Going through 17k music files is prone to being slow, so I'm using multiple threads. I'm pretty sure I'm actually going to be bottlenecking on disk IO, since I'm hosting all these files on physical platters, not having a spare >80GB SSD to park them on. As I winnow down I may move them to the SSD so future operations are faster. Regardless, I still want the multiple threads because I'm going to be doing a lot of hash functions on each file, so I want to saturate my CPU's where I can at least. I have 8 cores (well.. 4 if you don't count hyper-threading) so I figured 6 threads wouldn't impact the responsiveness of the OS while I was running this, and it didn't.
However, using multiple threads is prone to race conditions, especially since I've got code that tries to report the progress through the data every 100 items processed or so.
Finally, Mp3agic, the MP3 parsing library I'm using, is a) not 100% bug free and b) further customized on my local machine from the distribution on Github. My initial work with Mp3agic was to submit some code to fix the handling of UTF-16 text data in the ID3 tags. Some IO refactoring had been done, and there was an issue with some code that was supposed to be counting characters and instead was counting bytes. This isn't normally an issue since mostly you just encounter UTF-8 with no multibyte characters. I mean, seriously, who *cough* Amazon *cough* would put UTF-16 into the comment field of an ID3 tag if they didn't have to. So I fixed that. However the Mp3agic code is written to work against File objects, and internally does a lot of seeking with a RandomAccessFile object when it parses the file. This strikes me as a waste because I've already turned the file into a byte so that I can hand it to the hashing function for the whole file hash, so I rewrite the MP3 parsing code to work directly against a byte. But that's a non-trivial change, and I can't run the unit tests on the library because I've broken some bits of the interface that I don't feel like fixing and that are of any use to me.
So, between the multiple threads, and the MP3 library instability, I want to make sure that my code is going to persist all the data it has so far every so often, and in addition, if I restart the program, it will load this checkpoint data and only work on stuff it hasn't already done.
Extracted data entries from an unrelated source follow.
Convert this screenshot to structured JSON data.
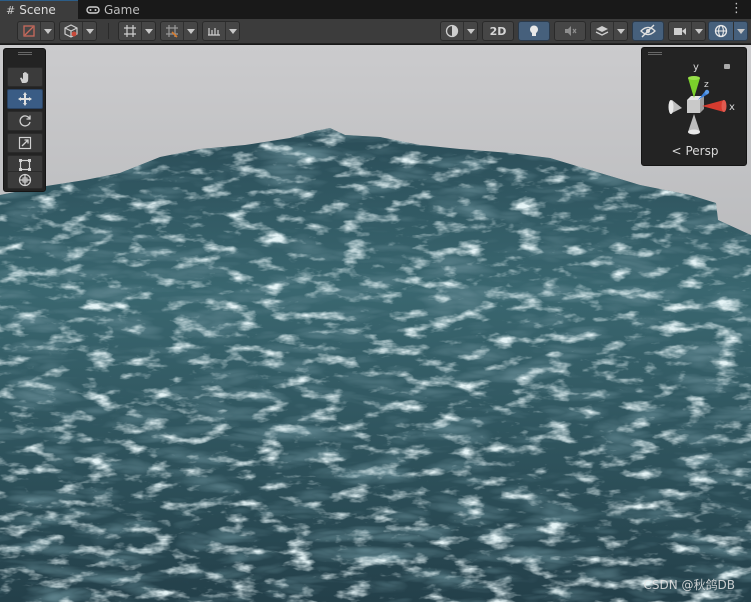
{
  "tabs": [
    {
      "label": "Scene",
      "icon": "hash-icon"
    },
    {
      "label": "Game",
      "icon": "gamepad-icon"
    }
  ],
  "toolbar": {
    "two_d_label": "2D",
    "items": [
      "draw-mode",
      "shading-mode",
      "grid-snapping",
      "increment-snap",
      "visibility",
      "2d",
      "lighting",
      "audio",
      "effects",
      "hidden-objects",
      "camera",
      "gizmos"
    ],
    "lighting_active": true,
    "hidden_active": true
  },
  "tools": [
    "hand-tool",
    "move-tool",
    "rotate-tool",
    "scale-tool",
    "rect-tool",
    "transform-tool"
  ],
  "active_tool": "move-tool",
  "gizmo": {
    "axis_labels": {
      "y": "y",
      "x": "x",
      "z": "z"
    },
    "projection_label": "Persp",
    "colors": {
      "x": "#d63b2f",
      "y": "#7ad02b",
      "z": "#3a7fd8"
    }
  },
  "watermark": "CSDN @秋鸽DB",
  "colors": {
    "accent": "#3a5c85",
    "toolbar_bg": "#3c3c3c",
    "sky_top": "#c8c8ca",
    "sky_bottom": "#9fa2a5",
    "water_dark": "#1f3d47",
    "water_light": "#5e8a90"
  }
}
I actually didn't initially do this, but discovered a small bug in my Mp3agic changes after processing about 500 files on my first run, so I went ahead and implemented it.
Of course, having done that, it went all the way through the files on the next pass. The final result is about 500 files that aren't parsable, and 5393 unique audio hashes. Of those, only 71 have only one file, and therefore aren't duped. So maybe I'll be able to move to the SSD processing pretty soon. On the other hand I'm not sure I want to arbitrarily delete all but one of each of this files. Ideally I'd like to make sure I keep the file with the most complete and accurate, but that's not really going to be easy to determine heuristically.
On the other hand, the low hanging fruit is there. Fully duplicated files. There are 10944 file hashes, with 5204 of them having more than one file. So right off the back I should be able to get rid of about 5k files.